How to Back Up Your iPhone Using iTunes on Windows

Step 1: Install or Update iTunes

Download iTunes from the Microsoft Store or directly from apple.com/itunes. Using the Microsoft Store version and the direct download version can occasionally cause driver conflicts, so stick with one source consistently.

Step 2: Connect Your iPhone to Your PC

Use your USB cable to connect your iPhone to the PC. The first time you connect, your iPhone will ask: "Trust This Computer?" Tap Trust and enter your passcode if prompted. This is a one-time step per device.

Step 3: Open iTunes and Select Your Device

Once connected, open iTunes. You'll see a small iPhone icon near the top-left of the iTunes window. Click it to open your device summary page.

Step 4: Choose Your Backup Settings

Under the Backups section, you'll see two options:

OptionWhat It Does
iCloudBacks up to Apple's servers wirelessly
This ComputerBacks up locally to your PC

Select This Computer.

If you want to include Health data, saved passwords, and other sensitive information, check the box for Encrypt local backup and create a password you won't forget. This password cannot be recovered if lost — it's tied to the backup file itself.

Step 5: Run the Backup

Click Back Up Now. A progress bar will appear at the top of the iTunes window. Keep your iPhone connected and the screen active (or plugged in) until the backup completes. Depending on how much data is on your device, this can take anywhere from a few minutes to over an hour.

Step 6: Confirm the Backup Completed

When finished, check the Latest Backup timestamp under the Backups section. If the date and time reflect right now, the backup succeeded.

Where Are iPhone Backups Stored on a PC?

By default, iTunes saves backups here:

C:Users[Your Username]AppleMobileSyncBackup 

Each backup is stored in a folder named with a long string of letters and numbers (your device identifier). You can copy this folder to an external drive for extra safety, though restoring from a moved backup requires pointing iTunes back to that file manually or using third-party tools.

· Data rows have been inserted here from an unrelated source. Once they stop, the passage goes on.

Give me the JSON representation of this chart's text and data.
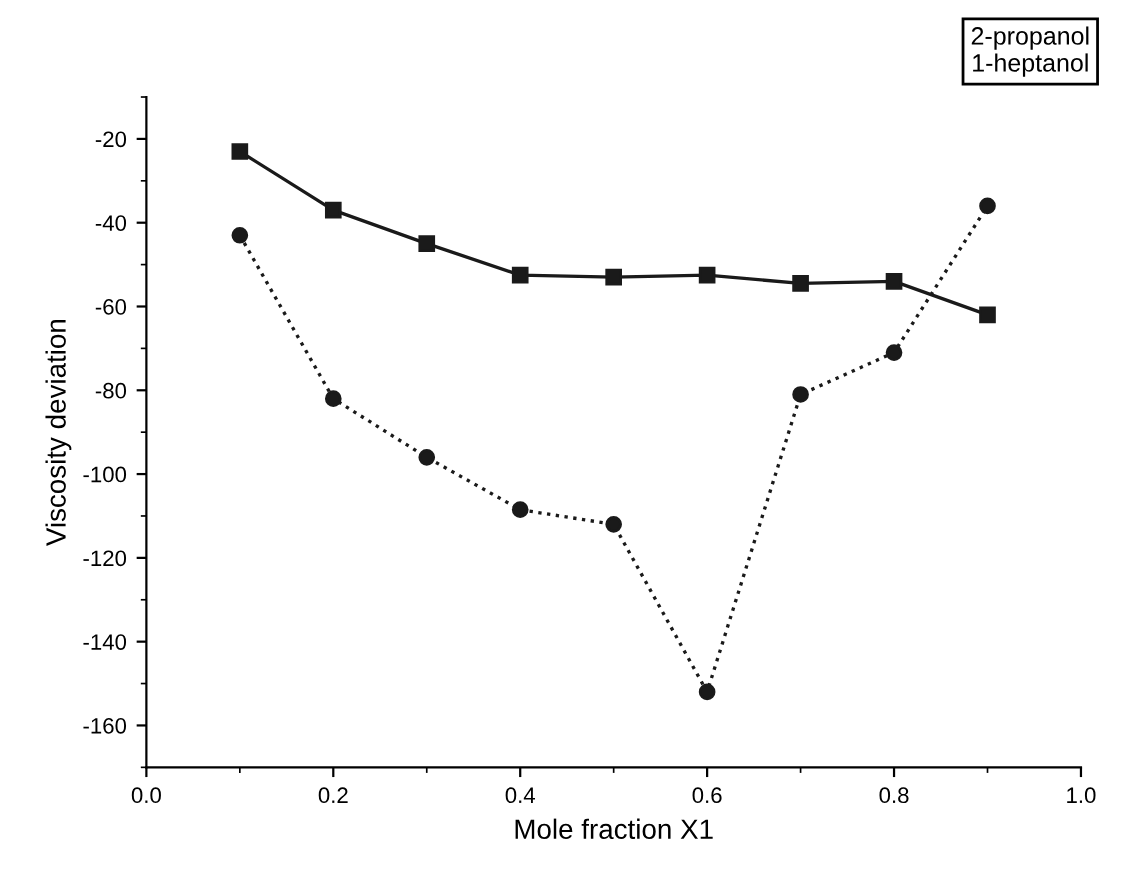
{
  "chart_data": {
    "type": "line",
    "xlabel": "Mole fraction X1",
    "ylabel": "Viscosity deviation",
    "annotations": [
      "2-propanol\n1-heptanol"
    ],
    "x": [
      0.1,
      0.2,
      0.3,
      0.4,
      0.5,
      0.6,
      0.7,
      0.8,
      0.9
    ],
    "series": [
      {
        "color": "#1a1a1a",
        "marker": "square",
        "line_style": "solid",
        "values": [
          -23,
          -37,
          -45,
          -52.5,
          -53,
          -52.5,
          -54.5,
          -54,
          -62
        ]
      },
      {
        "color": "#1a1a1a",
        "marker": "circle",
        "line_style": "dotted",
        "values": [
          -43,
          -82,
          -96,
          -108.5,
          -112,
          -152,
          -81,
          -71,
          -36
        ]
      }
    ],
    "xlim": [
      0.0,
      1.0
    ],
    "ylim": [
      -170,
      -10
    ],
    "xticks": [
      {
        "value": 0.0,
        "label": "0.0"
      },
      {
        "value": 0.2,
        "label": "0.2"
      },
      {
        "value": 0.4,
        "label": "0.4"
      },
      {
        "value": 0.6,
        "label": "0.6"
      },
      {
        "value": 0.8,
        "label": "0.8"
      },
      {
        "value": 1.0,
        "label": "1.0"
      }
    ],
    "yticks": [
      -160,
      -140,
      -120,
      -100,
      -80,
      -60,
      -40,
      -20
    ],
    "grid": false,
    "legend": false
  }
}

How Often Should You Back Up?

There's no universal answer — it depends on how frequently your data changes. 🗂️

  • If you take photos daily, receive important messages, or use apps that generate data you'd hate to lose, weekly or even daily backups make sense
  • If your phone usage is light and most content is already synced elsewhere (Google Photos, iCloud, etc.), a backup before any major iOS update or phone swap may be sufficient

Factors That Affect Your Backup Experience

Not everyone's setup produces the same result. Several variables shape how smooth — or complicated — this process is:

  • iPhone model and iOS version — older phones or outdated iTunes versions can cause recognition issues
  • USB cable quality — a damaged or non-Apple-certified cable can interrupt the backup mid-process
  • PC storage space — running low on disk space will cause the backup to fail or be incomplete
  • Encryption preference — encrypted backups are more complete but require password management
  • Windows version and iTunes source — the Microsoft Store version and the direct download version occasionally behave differently with driver installation

Some users run into the situation where iTunes doesn't detect their iPhone at all — this is often a driver issue on Windows, resolved by reinstalling the Apple Mobile Device Support component through Add/Remove Programs.

Local vs. Cloud: What the Difference Means in Practice

A local PC backup and an iCloud backup aren't interchangeable in every scenario. Restoring from a local backup requires iTunes and that specific PC (or the backup file). An iCloud backup can be restored during iPhone setup from anywhere with a Wi-Fi connection.

Users who travel frequently, share multiple computers, or don't want to depend on a single machine often find iCloud more flexible — while those who value speed, privacy, storage capacity, or don't want to pay for expanded iCloud storage lean toward local backups.

Which approach fits your situation depends on where your iPhone data matters most and how you'd need to access it if something went wrong.